January is a quiet month for the garden, but don’t let yourself get hampered by cold weather and short days because there is still plenty to be getting on with. A new year means a new garden and yours is far from dormancy—so it’s a great time to take stock and plan what you want to change this year.
A note on the weather: What you do in the garden this month will depend heavily on the weather. Avoid using the garden if it is frozen or waterlogged – you will do more damage than good. Keep off the lawn and flowerbeds in wet weather to avoid compacting the soil.
Grow windowsill crops
Add some colour to your winter cooking with zingy microgreens. They are seedlings of larger edible plants that pack a flavoursome punch and only take a few days to grow.
Expand on classic cress with herbs like basil, fennel and coriander. Or create a mini-allotment with rocket, radishes and delicious oriental leaves.
Choose a shallow plastic tray and fill with fine seed soil. Push it down to compact it and sow seeds as per packet instructions. Water in and harvest when they develop the first pair of true leaves. Stagger your sowing for a continuous crop.
Feed the birds
Natural food sources for birds are in short supply in the depths of winter. So help your garden birds by regularly putting out food for them.
It is better to feed them little and often, and always put out some fresh water too, especially when the temperatures are freezing.
Garden birds, in particular, benefit from feeding year round, but winter is a time to provide high fat treats to help keep them warm. Some birds need to recuperate 30% of their body weight in order to survive the cold nights.
So, if you can, keep feeding them regularly so that birds will not waste vital energy visiting your garden when there’s no food.
You can buy feed or make your own homemade bird fat balls really easily!
Plant and force rhubarb
Choose a dry, warm day when the soil is not too waterlogged. When preparing your soil, don’t worry about breaking down all the clods of soil.
Keeping them large will help air circulate and any later frosts will break them up. Doing this early will pay dividends when you come to start planting.

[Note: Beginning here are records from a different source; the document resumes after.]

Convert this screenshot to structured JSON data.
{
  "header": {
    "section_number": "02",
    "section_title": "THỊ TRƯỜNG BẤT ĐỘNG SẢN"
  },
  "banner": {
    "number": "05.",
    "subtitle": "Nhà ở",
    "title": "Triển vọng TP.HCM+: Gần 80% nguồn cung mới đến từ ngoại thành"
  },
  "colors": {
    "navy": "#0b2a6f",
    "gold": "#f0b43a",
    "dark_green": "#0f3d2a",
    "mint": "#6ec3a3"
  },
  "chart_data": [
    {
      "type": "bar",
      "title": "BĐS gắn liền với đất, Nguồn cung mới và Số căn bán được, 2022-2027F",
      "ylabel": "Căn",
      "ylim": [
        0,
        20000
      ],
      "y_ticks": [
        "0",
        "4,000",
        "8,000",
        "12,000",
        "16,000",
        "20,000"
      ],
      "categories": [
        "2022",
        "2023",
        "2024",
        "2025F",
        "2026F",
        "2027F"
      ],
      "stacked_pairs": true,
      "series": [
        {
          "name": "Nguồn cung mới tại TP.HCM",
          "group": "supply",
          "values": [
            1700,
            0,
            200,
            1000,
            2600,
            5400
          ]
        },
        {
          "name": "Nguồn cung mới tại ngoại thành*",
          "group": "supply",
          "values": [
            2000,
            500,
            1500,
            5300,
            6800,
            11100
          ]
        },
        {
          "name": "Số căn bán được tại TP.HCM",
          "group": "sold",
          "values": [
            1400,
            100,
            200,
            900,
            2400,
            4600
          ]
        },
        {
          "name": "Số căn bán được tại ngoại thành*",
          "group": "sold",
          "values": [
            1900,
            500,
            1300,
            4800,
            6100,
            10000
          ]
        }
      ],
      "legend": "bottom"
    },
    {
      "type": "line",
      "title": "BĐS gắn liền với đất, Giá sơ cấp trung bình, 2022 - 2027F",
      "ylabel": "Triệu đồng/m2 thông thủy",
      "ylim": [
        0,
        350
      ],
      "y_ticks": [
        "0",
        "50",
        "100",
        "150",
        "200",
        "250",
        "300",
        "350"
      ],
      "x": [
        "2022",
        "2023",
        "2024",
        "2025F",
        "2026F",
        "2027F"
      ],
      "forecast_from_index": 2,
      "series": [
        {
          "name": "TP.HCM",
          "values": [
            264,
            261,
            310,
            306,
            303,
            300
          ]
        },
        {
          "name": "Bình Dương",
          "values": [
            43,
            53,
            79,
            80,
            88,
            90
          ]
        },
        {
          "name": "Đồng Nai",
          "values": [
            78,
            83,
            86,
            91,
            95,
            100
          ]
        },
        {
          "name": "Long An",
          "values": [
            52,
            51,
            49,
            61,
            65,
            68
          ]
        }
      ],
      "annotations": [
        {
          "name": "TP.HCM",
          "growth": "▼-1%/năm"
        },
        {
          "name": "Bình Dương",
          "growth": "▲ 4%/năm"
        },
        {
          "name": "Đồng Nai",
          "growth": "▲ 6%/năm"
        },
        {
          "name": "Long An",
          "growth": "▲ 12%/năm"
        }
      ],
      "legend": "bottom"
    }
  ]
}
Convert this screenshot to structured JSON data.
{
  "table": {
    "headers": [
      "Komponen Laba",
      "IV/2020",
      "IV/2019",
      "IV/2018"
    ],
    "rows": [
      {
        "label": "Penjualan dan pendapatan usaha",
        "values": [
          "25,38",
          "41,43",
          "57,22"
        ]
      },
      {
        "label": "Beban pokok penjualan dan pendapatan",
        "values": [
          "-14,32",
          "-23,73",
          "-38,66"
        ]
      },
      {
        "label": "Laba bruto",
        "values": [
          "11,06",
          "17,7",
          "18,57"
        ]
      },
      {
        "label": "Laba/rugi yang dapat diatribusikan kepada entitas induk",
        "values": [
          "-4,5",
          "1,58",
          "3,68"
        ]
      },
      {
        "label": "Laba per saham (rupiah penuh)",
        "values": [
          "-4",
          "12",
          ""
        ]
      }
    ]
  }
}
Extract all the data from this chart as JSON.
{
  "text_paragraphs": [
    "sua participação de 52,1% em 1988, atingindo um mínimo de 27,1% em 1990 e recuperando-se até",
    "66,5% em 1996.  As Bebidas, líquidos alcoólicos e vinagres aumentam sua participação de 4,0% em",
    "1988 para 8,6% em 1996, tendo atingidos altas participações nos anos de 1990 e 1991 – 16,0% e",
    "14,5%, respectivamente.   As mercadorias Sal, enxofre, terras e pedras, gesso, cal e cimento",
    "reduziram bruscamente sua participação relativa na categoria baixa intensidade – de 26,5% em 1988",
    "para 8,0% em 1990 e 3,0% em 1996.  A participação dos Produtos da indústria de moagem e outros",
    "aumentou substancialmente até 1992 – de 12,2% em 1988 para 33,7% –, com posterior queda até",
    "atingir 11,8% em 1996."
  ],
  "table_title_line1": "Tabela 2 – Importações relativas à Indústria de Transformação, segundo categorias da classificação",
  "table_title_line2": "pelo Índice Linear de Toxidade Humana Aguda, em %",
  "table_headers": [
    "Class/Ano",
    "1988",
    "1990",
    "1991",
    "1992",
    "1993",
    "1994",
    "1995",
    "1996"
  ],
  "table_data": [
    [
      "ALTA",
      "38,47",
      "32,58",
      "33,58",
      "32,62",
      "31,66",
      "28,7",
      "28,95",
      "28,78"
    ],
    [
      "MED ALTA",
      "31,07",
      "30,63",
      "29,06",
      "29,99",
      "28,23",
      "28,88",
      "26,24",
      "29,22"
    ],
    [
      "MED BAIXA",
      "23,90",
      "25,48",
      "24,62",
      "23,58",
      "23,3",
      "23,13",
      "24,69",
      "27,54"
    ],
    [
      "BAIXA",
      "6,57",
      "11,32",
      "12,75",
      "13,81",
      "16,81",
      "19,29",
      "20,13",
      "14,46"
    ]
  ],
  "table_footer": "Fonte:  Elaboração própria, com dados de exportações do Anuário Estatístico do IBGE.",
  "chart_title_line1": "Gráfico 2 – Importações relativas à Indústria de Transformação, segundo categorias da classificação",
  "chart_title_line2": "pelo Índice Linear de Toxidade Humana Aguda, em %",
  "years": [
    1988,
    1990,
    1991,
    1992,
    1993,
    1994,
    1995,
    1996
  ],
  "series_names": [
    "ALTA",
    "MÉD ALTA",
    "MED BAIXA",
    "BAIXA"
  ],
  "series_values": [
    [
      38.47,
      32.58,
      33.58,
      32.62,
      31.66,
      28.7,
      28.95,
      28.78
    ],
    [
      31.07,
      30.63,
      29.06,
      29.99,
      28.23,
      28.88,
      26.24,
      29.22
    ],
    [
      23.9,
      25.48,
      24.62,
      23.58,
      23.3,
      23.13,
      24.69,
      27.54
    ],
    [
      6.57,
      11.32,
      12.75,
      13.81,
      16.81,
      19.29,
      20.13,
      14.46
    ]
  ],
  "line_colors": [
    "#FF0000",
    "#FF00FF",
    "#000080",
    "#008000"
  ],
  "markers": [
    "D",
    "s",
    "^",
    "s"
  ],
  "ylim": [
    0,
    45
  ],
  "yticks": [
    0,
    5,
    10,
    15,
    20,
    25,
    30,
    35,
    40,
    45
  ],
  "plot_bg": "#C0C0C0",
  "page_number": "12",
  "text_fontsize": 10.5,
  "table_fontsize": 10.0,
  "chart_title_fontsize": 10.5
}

Late winter to early spring is the ideal time to plant rhubarb crowns. They need an open, sunny site that’s not prone to frost – cold snaps can damage young stems. They also like well-draining soil.
Prepare the ground by digging in lots of well-rotted manure. Dig a hole and spread out the roots, then plant so the crown is just visible on the soil surface and water in. You can also plant rhubarb in very large (50cm diameter) pots, with plenty of drainage.
If you already have rhubarb in your garden, why not try forcing it?
Clear the ground of weeds and cover the plant with a large pot or dustbin to block out all the light.
In cold areas, you may need to add insulation around the cover. It should be ready to harvest eight weeks later.